8 Orange County Cities Sue to Block Airport

TIMES STAFF WRITER

Dragging Orange County's most controversial issue back into the courtroom, eight southern Orange County cities Thursday filed a lawsuit to halt plans to turn El Toro Marine Corps Air Station into a major commercial cargo airport.

The lawsuit in Orange County Superior Court claims that an environmental impact report downplayed the project's effect on noise, traffic and pollution and accuses the Orange County Board of Supervisors of having abused its discretion when it voted 4 to 1 last month to recycle the military base into a civilian airport.

"Rather than fully and fairly disclosing those impacts so they could be considered as part of the Board of Supervisors' decision, [the report] minimized, distorted and misstated them," the lawsuit alleges.

The suit was filed by cities that border the base or lie beneath an airport's projected flight path--Irvine, Lake Forest, Mission Viejo, Laguna Hills, Laguna Niguel, Laguna Beach, Dana Point and San Juan Capistrano.

Irvine City Councilman Mike Ward said he believes that a judge will easily recognize the report's faults. "Here the county considers itself a regional planner, and you look at the [report] and it's a joke," he said.

Another lawsuit to block the airport is expected to be filed today by Taxpayers for Responsible Planning, a citizens group.

County officials Thursday declined to comment on the cities' action, saying they had not yet reviewed it. But officials in the past have defended the environmental document as supplying all the information required at this early point in the planning process.

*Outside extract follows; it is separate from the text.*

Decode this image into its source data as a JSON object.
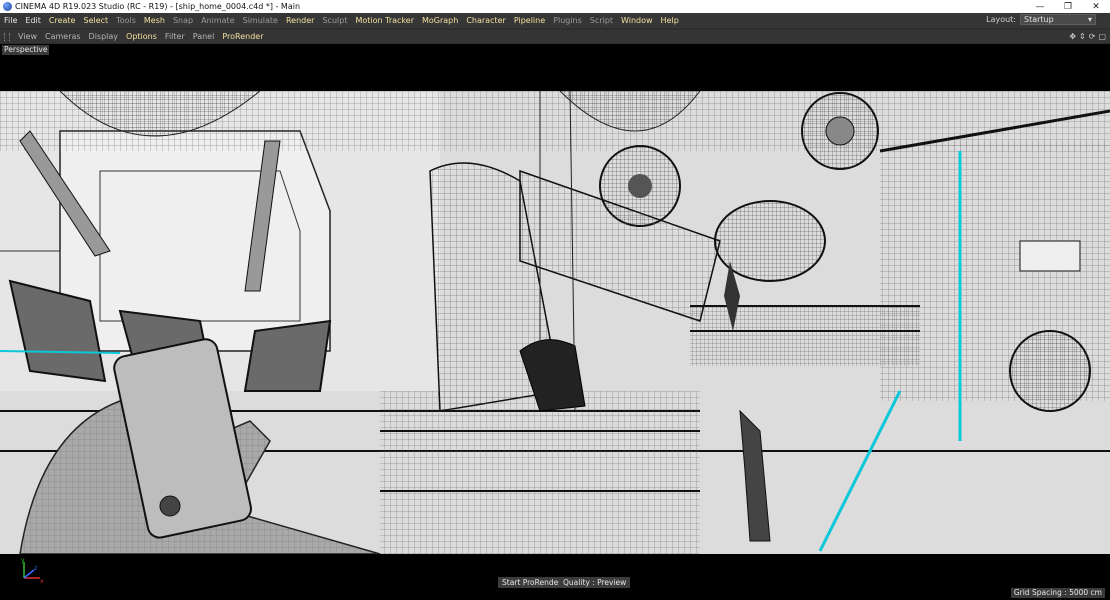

"More chasing their tails," said David Ellis, a consultant for airport backers.

The dispute over the future of the military base has sharply divided Orange County, with many opponents in the southern part of the county talking about waging a property taxpayers' revolt, boycotting businesses that support an airport or seceding to form their own county.

Airport backers include prominent business leaders and residents, most of whom don't live near El Toro, who see an airport as a way to generate jobs, boost tourism and provide convenient cargo and passenger service. They say the county's existing John Wayne Airport cannot handle growing passenger demand.

But opponents say they are being sacrificed to special interests and maintain that an airport will have a devastating effect on their quality of life and home values. There must be a better way to reuse the base to benefit the local economy without harming neighbors, they say.

Airport opponents have failed before in fighting the airport proposal in court.

The first lawsuit sought to overturn Measure A, an initiative approved by a majority of county voters in November 1994 that called for developing El Toro into an airport when the military retires the base in mid-1999. A judge upheld the initiative, and that ruling is now being appealed.

Attorney Richard C. Jacobs, who is representing southern Orange County cities, said he is confident that airport foes will succeed this time.

But some environmental law experts caution that victory in such cases may not mean killing the project outright. If successful, the suit would force the county to revise its environmental impact report--potentially a daunting task but not a fatal setback, officials said.

"It would require the county to go back to the drawing boards, to completely start the planning process all over again," Jacobs said.